The short version is: I can issue 1000 concurrent requests that take 60 seconds to complete with a 15 second Reliable Session Inactivity Timeout with no problems, so long as the CPU load stays low.As soon as the CPU load gets heavy, calls will randomly begin aborting, including calls that aren't taking up any CPU time or duplex sessions idling waiting to be used. If incoming calls also add to CPU load then the service will enter a death spiral, as execution time is wasted on requests guaranteed to abort, while other requests sit in the inbound queue. The service cannot return to a healthy state until all requests are stopped, all in-flight threads finish, and CPU load drops. This behavior appears to paradoxically make Reliable Sessions one of the least reliable communication mechanisms.

This same behavior applies to clients; in that case the WCF client may be at the mercy of other processes on the box but under high CPU load it will randomly abort the reliable sessions unless all operations take less than the inactivityTimeout to complete, though if you don't issue a new call quickly WCF may still fail to send the keep-alive and the channel may fault.

1

There are 1 answers

1
russbishop On BEST ANSWER

Documenting my answer:

You can slightly mitigate the issue if you use the ThreadPool.SetMinThreads(X, Y) where Y is some number greater than the number of threads executing concurrent WCF requests.
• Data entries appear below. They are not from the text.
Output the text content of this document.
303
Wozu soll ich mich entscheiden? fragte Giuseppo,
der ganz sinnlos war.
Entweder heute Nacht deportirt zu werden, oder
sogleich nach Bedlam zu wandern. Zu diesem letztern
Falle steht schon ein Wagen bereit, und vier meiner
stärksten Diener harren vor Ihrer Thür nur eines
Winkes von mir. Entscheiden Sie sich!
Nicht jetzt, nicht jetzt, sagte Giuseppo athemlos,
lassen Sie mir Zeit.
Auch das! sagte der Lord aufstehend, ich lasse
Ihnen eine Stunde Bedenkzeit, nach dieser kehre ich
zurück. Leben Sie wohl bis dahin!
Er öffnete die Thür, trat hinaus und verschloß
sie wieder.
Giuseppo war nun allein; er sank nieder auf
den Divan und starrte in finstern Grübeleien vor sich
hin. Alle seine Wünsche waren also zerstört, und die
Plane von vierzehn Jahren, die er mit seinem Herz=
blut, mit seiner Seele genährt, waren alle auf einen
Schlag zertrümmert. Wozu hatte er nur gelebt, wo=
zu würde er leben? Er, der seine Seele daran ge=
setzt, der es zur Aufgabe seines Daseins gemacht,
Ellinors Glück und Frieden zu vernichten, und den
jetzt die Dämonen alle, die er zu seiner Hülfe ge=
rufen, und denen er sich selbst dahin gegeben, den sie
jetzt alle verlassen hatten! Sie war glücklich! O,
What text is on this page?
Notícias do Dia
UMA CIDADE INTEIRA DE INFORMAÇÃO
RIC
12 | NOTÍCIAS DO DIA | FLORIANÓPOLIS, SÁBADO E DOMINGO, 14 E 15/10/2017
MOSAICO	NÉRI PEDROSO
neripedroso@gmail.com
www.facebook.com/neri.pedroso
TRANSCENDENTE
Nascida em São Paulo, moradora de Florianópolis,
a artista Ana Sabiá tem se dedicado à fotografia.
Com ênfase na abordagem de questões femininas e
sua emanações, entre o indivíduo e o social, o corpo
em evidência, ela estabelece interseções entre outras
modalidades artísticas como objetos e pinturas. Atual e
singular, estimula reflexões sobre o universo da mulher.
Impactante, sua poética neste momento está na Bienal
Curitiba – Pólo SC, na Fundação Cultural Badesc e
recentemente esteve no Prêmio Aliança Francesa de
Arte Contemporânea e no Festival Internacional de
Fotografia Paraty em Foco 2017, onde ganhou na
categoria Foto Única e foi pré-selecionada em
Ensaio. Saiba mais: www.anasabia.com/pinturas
Then there may be a thread available++ to service the keep-alive and the reliable sessions may not timeout, even under sustained 100% CPU load, but this has its limits as well. In my tests, I bumped the IO threads from 2 to 20 minimum, then issued a large number of concurrent (but do-nothing requests that simply sleep for 10 seconds). After that I re-ran my client but with the CPU-wasting call and I was able to successfully execute all 8 simultaneously. Restarting the service then immediately executing the same client test failed due to the lazy initialization of the thread pool. Bumping this up I eventually started hitting timeouts again at 14 simultaneous calls (10 calls aborted), which may simply be the scheduler not getting enough CPU slices to execute properly. I suspect if you could grab the IO threads and increase their priority you might be able to solve this problem.

++Because the pool uses lazy initialization, you must issue enough concurrent calls from the client(s) that take time to complete but don't use any CPU (eg: Thread.Sleep(5000)) to force the pool to create the minimum # of threads without triggering the high-CPU-blocks-new-threads logic, otherwise the minimum # of threads won't be created and the problem still happens.

Another potential fix is to make the inactivityTimeout a very large value. This will help alleviate the problem but introduces a new Denial of Service vulnerability, even from unintended failures of clients to close the connection.

Otherwise there does not appear to be a fix for this issue at this time; I would personally advise against using Reliable Sessions due to this flaw as it makes the aborts random in both the connections aborted and the circumstances in which the aborts start to occur.